Un-NAK.  UUIDs don't solve point #1.


> Exactly the same issue arises if you have more than one ATA or SCSI
> adapter in your PC - things can be probed out of order and end up
> in different /dev/sd* slots.

Yup, UUIDs are awesome and great and super.  Best invention since
sliced bread, really.  I definitely _won't_ submit a patch to remove
UUID support.  I promise.

A few notes, though:

* Presumably on a PC you've got an extra bit in the middle (like grub
or something like that) that can help you resolve your UUIDs even if
you get your kernel from somewhere else.  In my case, I don't have
that.  Maybe this is a failing of coreboot / depthcharge's netboot and
I suppose.  ...and I suppose I could modify the BIOS to take a root
filesystem of "eMMC" and have it resolve that to the eMMC's UUID or
something like that.  ...or I just take these patches locally and
things keep working like they did before.

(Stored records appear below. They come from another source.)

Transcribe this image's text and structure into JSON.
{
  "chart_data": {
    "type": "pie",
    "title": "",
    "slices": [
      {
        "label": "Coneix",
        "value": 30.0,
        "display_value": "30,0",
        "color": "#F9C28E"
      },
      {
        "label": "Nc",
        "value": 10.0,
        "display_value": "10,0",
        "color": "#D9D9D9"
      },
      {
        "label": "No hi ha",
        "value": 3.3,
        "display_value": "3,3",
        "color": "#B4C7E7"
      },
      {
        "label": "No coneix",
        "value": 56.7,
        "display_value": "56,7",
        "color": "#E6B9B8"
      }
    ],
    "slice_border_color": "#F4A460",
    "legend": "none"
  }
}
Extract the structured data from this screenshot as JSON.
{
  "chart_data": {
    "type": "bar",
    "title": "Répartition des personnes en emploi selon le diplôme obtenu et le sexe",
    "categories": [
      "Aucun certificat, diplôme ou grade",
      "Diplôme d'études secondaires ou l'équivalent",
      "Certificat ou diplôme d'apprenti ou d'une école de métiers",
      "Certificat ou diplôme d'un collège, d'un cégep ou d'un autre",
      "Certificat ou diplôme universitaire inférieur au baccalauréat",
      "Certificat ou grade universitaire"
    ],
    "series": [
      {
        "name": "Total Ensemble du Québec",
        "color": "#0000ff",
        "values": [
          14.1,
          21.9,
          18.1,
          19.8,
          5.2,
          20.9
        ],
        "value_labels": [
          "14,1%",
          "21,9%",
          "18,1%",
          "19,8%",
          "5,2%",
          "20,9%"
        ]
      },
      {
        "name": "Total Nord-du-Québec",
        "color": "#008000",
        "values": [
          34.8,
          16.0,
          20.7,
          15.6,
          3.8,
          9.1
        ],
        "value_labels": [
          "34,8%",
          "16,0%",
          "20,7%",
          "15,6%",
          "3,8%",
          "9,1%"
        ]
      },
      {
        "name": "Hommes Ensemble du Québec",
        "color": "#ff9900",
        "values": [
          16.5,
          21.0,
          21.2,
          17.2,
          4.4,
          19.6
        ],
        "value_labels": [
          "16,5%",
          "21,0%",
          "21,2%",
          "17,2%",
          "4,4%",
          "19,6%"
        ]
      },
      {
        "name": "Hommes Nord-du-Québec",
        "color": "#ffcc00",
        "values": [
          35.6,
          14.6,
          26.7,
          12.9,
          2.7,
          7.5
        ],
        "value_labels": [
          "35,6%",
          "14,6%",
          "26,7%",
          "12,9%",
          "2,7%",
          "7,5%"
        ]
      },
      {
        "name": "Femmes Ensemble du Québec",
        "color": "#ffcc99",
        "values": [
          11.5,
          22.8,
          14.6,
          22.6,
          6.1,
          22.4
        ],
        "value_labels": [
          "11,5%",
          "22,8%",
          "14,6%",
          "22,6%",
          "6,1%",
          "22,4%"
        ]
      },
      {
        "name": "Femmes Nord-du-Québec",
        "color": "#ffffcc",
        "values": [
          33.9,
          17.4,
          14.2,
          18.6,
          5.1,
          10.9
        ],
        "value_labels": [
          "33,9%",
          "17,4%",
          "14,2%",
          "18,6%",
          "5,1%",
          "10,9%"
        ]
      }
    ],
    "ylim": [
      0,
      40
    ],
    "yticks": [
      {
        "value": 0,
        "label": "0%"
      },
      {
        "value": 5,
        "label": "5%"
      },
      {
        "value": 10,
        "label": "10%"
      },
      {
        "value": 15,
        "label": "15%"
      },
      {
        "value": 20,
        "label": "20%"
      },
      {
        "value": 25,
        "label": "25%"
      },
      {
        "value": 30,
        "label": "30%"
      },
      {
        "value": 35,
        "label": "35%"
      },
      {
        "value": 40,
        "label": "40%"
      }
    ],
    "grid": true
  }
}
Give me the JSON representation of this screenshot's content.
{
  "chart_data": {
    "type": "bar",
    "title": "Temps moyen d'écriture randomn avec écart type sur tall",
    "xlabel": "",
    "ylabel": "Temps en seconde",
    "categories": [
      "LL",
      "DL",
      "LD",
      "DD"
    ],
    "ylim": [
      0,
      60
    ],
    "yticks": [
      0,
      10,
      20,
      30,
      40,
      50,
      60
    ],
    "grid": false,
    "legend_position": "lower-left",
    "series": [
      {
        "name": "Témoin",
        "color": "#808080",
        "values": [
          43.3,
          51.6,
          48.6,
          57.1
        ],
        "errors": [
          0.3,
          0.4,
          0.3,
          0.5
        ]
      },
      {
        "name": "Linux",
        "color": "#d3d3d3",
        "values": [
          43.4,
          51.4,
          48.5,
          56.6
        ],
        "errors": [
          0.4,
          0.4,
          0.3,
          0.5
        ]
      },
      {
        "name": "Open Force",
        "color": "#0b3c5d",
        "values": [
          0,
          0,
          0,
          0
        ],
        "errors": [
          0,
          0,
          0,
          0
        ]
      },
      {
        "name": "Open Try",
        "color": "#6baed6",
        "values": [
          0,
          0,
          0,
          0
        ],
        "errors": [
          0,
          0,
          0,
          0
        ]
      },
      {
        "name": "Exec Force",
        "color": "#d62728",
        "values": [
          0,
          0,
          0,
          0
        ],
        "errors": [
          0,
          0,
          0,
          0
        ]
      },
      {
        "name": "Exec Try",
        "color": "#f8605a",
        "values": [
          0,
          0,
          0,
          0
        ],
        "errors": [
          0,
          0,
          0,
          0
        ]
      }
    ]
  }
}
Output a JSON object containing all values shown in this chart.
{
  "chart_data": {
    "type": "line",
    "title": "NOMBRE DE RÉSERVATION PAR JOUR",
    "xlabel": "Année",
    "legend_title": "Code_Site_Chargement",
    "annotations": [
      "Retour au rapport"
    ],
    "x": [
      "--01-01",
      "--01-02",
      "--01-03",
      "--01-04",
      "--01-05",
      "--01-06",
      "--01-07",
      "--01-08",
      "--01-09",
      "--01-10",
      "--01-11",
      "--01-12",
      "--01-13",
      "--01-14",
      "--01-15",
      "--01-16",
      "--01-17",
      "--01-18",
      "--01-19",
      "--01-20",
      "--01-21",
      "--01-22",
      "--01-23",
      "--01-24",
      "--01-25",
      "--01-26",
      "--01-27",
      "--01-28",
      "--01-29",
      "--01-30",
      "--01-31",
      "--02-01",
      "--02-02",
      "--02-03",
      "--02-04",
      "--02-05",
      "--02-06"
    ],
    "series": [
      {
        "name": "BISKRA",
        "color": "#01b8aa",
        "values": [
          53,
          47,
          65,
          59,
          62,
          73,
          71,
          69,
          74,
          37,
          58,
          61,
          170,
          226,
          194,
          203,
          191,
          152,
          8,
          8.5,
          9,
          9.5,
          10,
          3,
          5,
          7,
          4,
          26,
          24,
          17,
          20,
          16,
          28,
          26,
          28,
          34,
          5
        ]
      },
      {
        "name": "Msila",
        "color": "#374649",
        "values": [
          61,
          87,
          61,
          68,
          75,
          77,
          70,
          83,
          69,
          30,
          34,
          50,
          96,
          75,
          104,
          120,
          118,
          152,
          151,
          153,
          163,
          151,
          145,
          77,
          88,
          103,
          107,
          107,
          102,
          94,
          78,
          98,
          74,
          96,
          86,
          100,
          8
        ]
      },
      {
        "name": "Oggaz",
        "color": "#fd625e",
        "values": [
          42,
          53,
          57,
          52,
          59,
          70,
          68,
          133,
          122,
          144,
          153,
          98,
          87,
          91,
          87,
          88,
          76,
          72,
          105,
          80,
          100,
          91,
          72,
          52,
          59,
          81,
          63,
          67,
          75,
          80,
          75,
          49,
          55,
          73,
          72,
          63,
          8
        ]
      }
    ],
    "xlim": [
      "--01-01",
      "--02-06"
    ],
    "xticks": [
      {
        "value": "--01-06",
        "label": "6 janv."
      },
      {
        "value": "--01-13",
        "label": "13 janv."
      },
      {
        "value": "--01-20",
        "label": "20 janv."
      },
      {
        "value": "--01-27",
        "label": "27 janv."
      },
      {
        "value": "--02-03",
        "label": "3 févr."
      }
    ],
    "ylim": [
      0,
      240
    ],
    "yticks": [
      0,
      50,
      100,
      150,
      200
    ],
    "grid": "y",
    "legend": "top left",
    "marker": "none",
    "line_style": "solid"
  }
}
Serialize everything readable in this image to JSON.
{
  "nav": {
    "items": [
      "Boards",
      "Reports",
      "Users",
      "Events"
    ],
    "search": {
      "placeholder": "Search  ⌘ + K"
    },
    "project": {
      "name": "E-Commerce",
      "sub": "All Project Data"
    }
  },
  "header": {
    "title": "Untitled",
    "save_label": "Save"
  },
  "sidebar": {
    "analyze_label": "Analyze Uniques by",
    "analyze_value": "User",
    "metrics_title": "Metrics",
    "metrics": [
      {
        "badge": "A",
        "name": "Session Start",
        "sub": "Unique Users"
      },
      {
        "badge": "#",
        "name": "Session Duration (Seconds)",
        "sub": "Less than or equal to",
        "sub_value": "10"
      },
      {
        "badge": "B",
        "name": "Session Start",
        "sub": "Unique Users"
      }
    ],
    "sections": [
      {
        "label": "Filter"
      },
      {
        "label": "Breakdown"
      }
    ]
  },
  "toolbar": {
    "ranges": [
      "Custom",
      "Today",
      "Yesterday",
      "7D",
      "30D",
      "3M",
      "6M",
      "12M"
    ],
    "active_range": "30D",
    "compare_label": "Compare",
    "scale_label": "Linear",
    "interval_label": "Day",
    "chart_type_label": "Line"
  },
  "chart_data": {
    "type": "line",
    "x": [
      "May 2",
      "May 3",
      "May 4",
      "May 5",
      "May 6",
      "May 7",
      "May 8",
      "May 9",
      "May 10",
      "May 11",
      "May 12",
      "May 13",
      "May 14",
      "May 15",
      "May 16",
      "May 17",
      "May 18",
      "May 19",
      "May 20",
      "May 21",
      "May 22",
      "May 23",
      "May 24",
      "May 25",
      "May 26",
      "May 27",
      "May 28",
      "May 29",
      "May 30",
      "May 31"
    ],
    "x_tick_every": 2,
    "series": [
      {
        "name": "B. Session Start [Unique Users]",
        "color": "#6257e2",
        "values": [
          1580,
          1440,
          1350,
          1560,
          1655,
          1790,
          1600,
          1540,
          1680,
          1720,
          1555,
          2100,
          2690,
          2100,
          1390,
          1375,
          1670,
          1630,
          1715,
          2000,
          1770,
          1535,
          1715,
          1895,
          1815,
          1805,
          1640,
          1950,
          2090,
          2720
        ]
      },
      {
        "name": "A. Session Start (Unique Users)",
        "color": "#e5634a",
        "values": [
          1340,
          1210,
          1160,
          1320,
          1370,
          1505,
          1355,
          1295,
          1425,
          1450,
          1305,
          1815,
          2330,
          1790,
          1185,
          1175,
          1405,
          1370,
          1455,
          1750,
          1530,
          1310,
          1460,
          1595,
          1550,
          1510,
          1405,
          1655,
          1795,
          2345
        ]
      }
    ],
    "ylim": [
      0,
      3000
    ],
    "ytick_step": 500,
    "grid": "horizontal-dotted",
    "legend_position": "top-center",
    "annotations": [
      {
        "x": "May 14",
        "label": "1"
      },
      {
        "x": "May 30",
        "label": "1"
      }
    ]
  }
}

* Presumably in the non-embedded world kernel hackers have a different
workflow.  They probably don't swap between different devices with
different configurations on an hourly basis.  They're not in the habit
of totally reimaging their system periodically.  Etc.  Trying to force
the workflow of a PC kernel hacker and an embedded kernel hacker to be
the same doesn't seem like a worthwhile goal.

* Presumably an embedded kernel hacker running with ATA / SCSI could
_usually_ assume that "sda" is his/her root filesystem.  It's unlikely
an embedded system would have more than one "sda" disk builtin and
it's nearly guaranteed (I think) that a builtin ATA / SCSI controller
would probe before any USB based devices.  Sure, if your root
filesystem is USB based (really?) and you've got additional USB
storage devices then you're SOL.  Sorry.